Além disso, é fundamental envolver a comunidade escolar nesse processo. Os pais e outros cuidadores podem ser convidados a participar de algumas atividades, promovendo o fortalecimento dos laços afetivos e proporcionando um ambiente mais familiar e confortável para as crianças. Isso não só enriquece a experiência de aprendizado, como também promove o envolvimento da família na educação dos filhos.

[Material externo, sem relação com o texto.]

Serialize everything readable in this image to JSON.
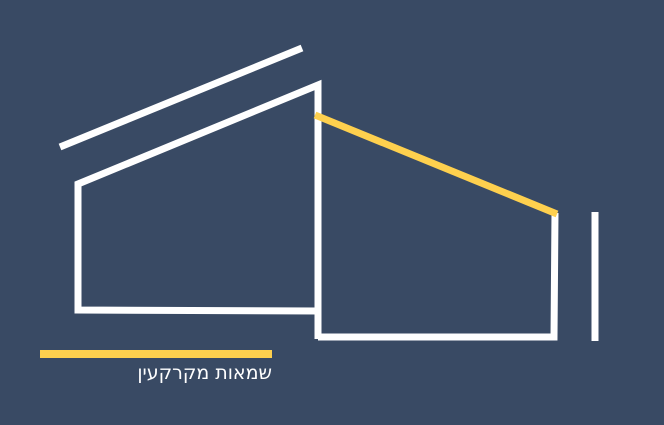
{
  "logo": {
    "tagline": "שמאות מקרקעין",
    "icon": "house-outline-icon"
  },
  "colors": {
    "background": "#394a64",
    "line": "#ffffff",
    "accent": "#fed04e",
    "text": "#ffffff"
  }
}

Por último, o educador deve estar sempre aberto a novas ideias e práticas que podem enriquecer esse espaço de aprendizagem. A troca com outros profissionais da educação pode resultar em novas abordagens e experiências, que são sempre bem-vindas para o desenvolvimento de práticas educativas inovadoras. Promover espaços de discussão e compartilhamento de experiências é essencial para o aprimoramento das metodologias utilizadas na Educação Infantil.

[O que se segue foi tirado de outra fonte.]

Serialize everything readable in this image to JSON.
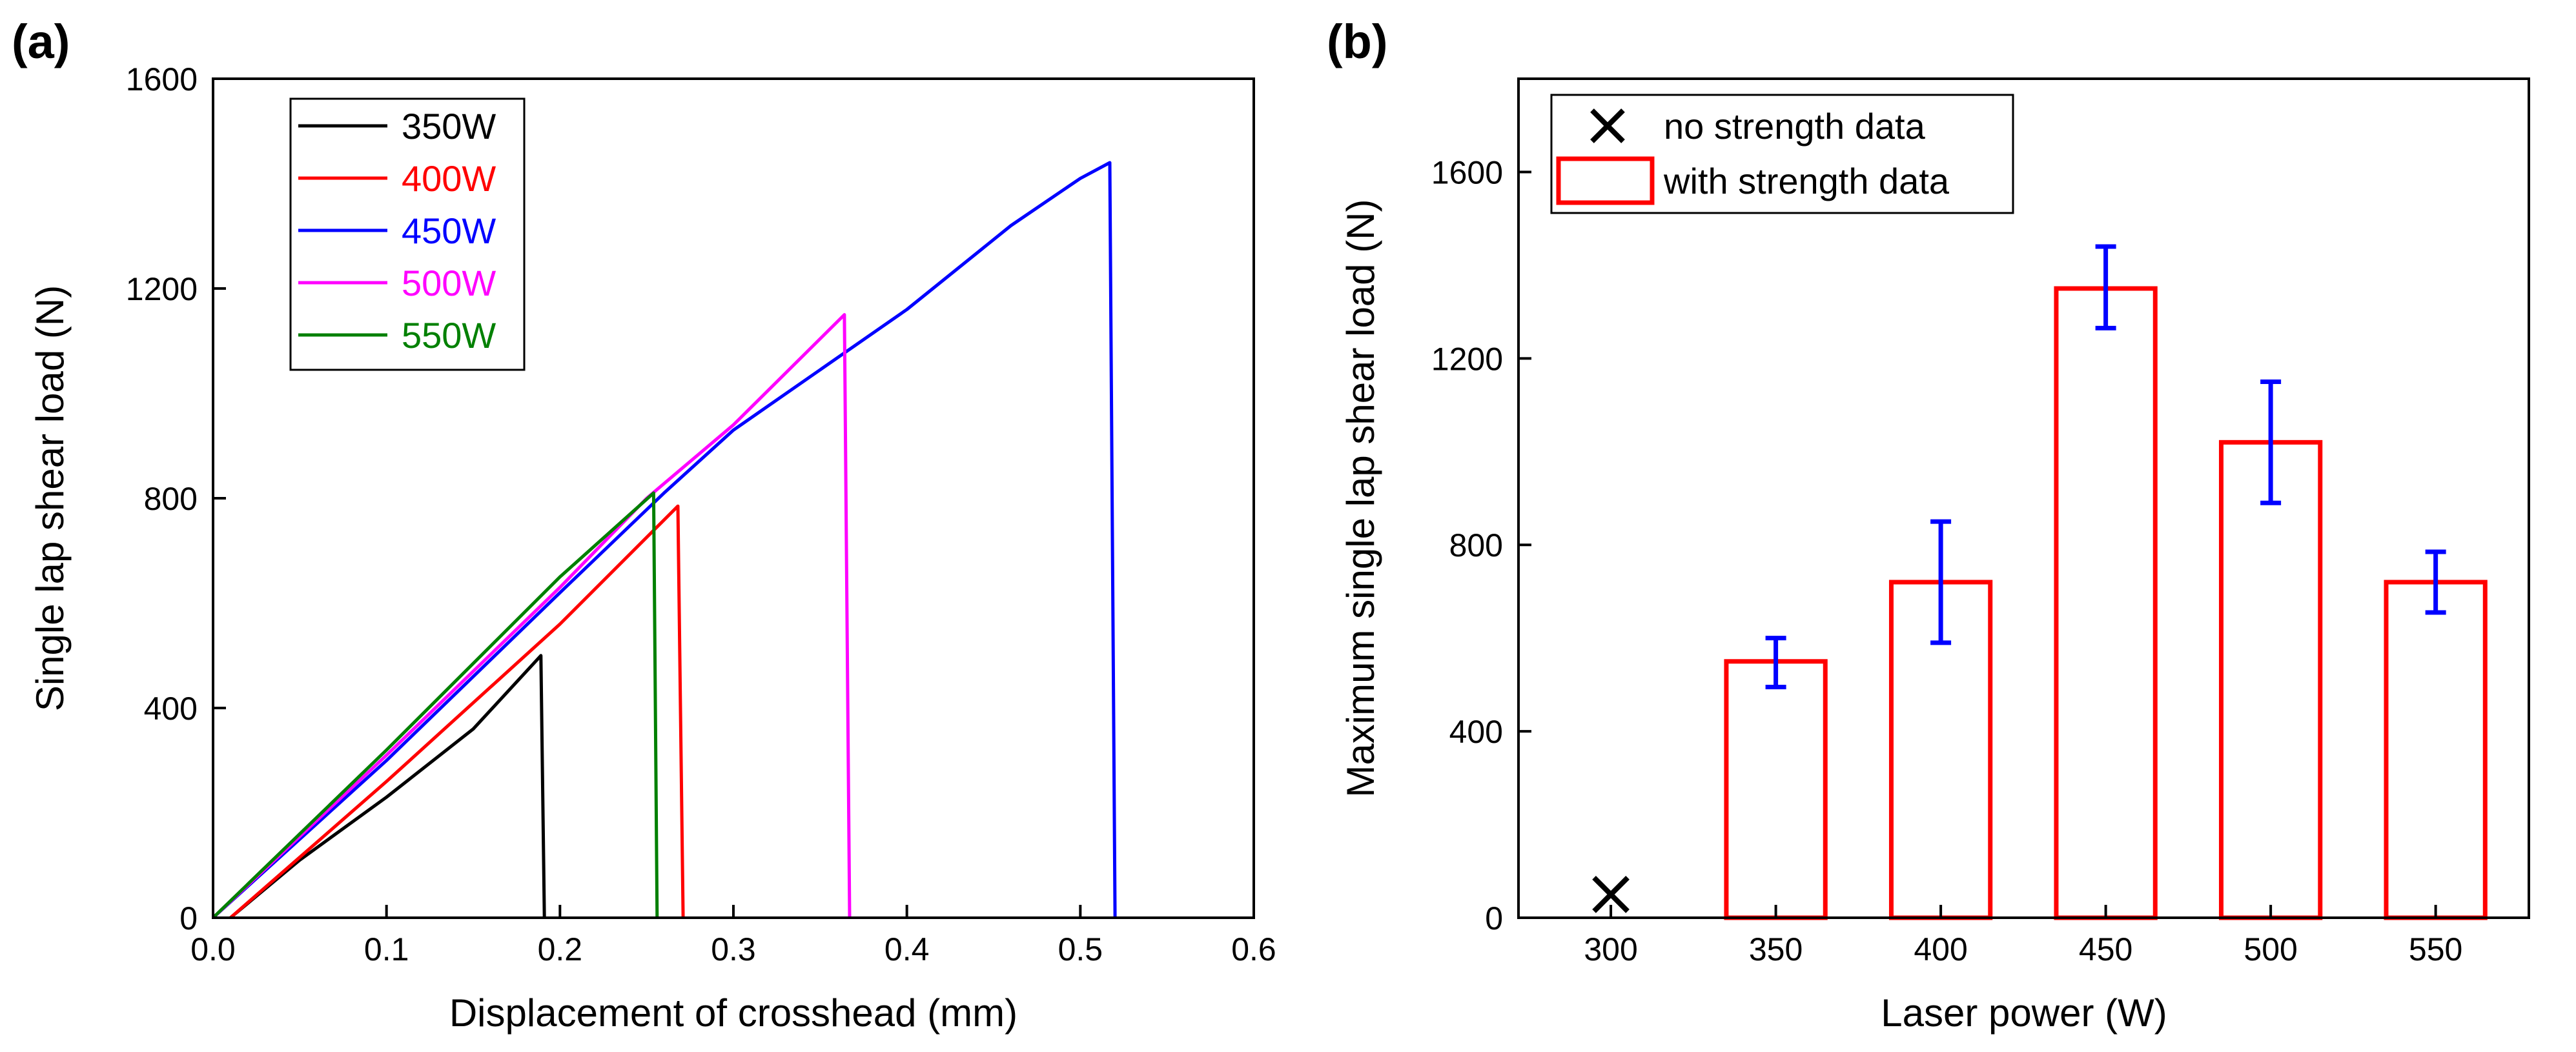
{
  "chart_data": [
    {
      "panel": "(a)",
      "type": "line",
      "title": "",
      "xlabel": "Displacement of crosshead (mm)",
      "ylabel": "Single lap shear load (N)",
      "xlim": [
        0.0,
        0.6
      ],
      "ylim": [
        0,
        1600
      ],
      "xticks": [
        "0.0",
        "0.1",
        "0.2",
        "0.3",
        "0.4",
        "0.5",
        "0.6"
      ],
      "yticks": [
        "0",
        "400",
        "800",
        "1200",
        "1600"
      ],
      "grid": false,
      "legend_position": "top-left",
      "series": [
        {
          "name": "350W",
          "color": "#000000",
          "points": [
            [
              0.01,
              0
            ],
            [
              0.05,
              110
            ],
            [
              0.1,
              230
            ],
            [
              0.15,
              360
            ],
            [
              0.189,
              500
            ],
            [
              0.191,
              0
            ]
          ]
        },
        {
          "name": "400W",
          "color": "#ff0000",
          "points": [
            [
              0.01,
              0
            ],
            [
              0.1,
              260
            ],
            [
              0.2,
              560
            ],
            [
              0.268,
              785
            ],
            [
              0.271,
              0
            ]
          ]
        },
        {
          "name": "450W",
          "color": "#0000ff",
          "points": [
            [
              0.0,
              0
            ],
            [
              0.1,
              300
            ],
            [
              0.2,
              620
            ],
            [
              0.26,
              810
            ],
            [
              0.3,
              930
            ],
            [
              0.4,
              1160
            ],
            [
              0.46,
              1320
            ],
            [
              0.5,
              1410
            ],
            [
              0.517,
              1440
            ],
            [
              0.52,
              0
            ]
          ]
        },
        {
          "name": "500W",
          "color": "#ff00ff",
          "points": [
            [
              0.0,
              0
            ],
            [
              0.1,
              310
            ],
            [
              0.2,
              630
            ],
            [
              0.25,
              800
            ],
            [
              0.3,
              940
            ],
            [
              0.364,
              1150
            ],
            [
              0.367,
              0
            ]
          ]
        },
        {
          "name": "550W",
          "color": "#008000",
          "points": [
            [
              0.0,
              0
            ],
            [
              0.1,
              320
            ],
            [
              0.2,
              650
            ],
            [
              0.254,
              810
            ],
            [
              0.256,
              0
            ]
          ]
        }
      ]
    },
    {
      "panel": "(b)",
      "type": "bar",
      "title": "",
      "xlabel": "Laser power (W)",
      "ylabel": "Maximum single lap shear load (N)",
      "ylim": [
        0,
        1800
      ],
      "xticks": [
        "300",
        "350",
        "400",
        "450",
        "500",
        "550"
      ],
      "yticks": [
        "0",
        "400",
        "800",
        "1200",
        "1600"
      ],
      "grid": false,
      "legend_position": "top-left",
      "legend": [
        {
          "label": "no strength data",
          "marker": "x"
        },
        {
          "label": "with strength data",
          "marker": "box"
        }
      ],
      "bar_color": "#ff0000",
      "error_color": "#0000ff",
      "no_data": {
        "category": "300",
        "value": 50
      },
      "bars": [
        {
          "category": "350",
          "value": 550,
          "low": 495,
          "high": 600
        },
        {
          "category": "400",
          "value": 720,
          "low": 590,
          "high": 850
        },
        {
          "category": "450",
          "value": 1350,
          "low": 1265,
          "high": 1440
        },
        {
          "category": "500",
          "value": 1020,
          "low": 890,
          "high": 1150
        },
        {
          "category": "550",
          "value": 720,
          "low": 655,
          "high": 785
        }
      ]
    }
  ]
}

5 Sugestões lúdicas sobre este tema:

1. Atividade do Espelho Mágico: Disponibilizar espelhos de várias formas e tamanhos para que os bebês possam explorar seus reflexos. Objetivo: auto-reconhecimento. Materiais: espelhos variados, toalhas para proteção. Modo de conduzir: supervisionar os momentos de exploração, incentivando diversas expressões e reações.

2. Caminhada das Sensações: Criar um caminho com diferentes texturas que as crianças podem percorrer descalças. Objetivo: sensibilização tátil e proprioceptiva. Materiais: tapetes, cobertores e papel bolha. Modo de conduzir: guiar as crianças ao longo do caminho, incentivando-as a expressar suas sensações.

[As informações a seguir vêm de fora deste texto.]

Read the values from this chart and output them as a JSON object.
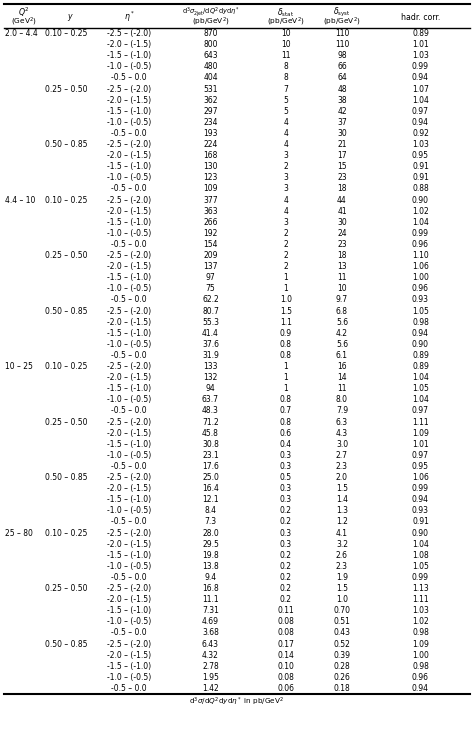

3. Dança das Emoções: Em um espaço aberto, tocar músicas variadas e pedir que as crianças dancem a cada emoção apresentada pela música. Objetivo: expressão emocional e corporal. Materiais: playlist de músicas. Modo de conduzir: estar atento a como cada criança reage e ajustar a música conforme necessário.

4. Caixa Musical: Criar uma caixa com vários itens que produzem sons (sineta, chocalho, entre outros) e deixar que as crianças explorem. Objetivo: exploração auditiva. Materiais: caixas de diferentes tamanhos e objetos sonoros. Modo de conduzir: permitir um tempo livre para brincadeiras e assistindo as interações.

5. Patrulha do Corpo: Dividir os pequenos em grupos e fazer um jogo onde eles precisam se movimentar para colocar a mão onde você pede (por exemplo, “coloque a mão no nariz”). Objetivo: reconhecimento das partes do corpo. Materiais: espaço livre. Modo de conduzir: ser divertido e gentil ao incentivar a dinâmica, garantindo a participação de todos.

Este plano foi elaborado com atenção ao desenvolvimento das habilidades dos bebês e ao respeito à sua individualidade, visando proporcionar uma experiência rica e significativa durante a atividade.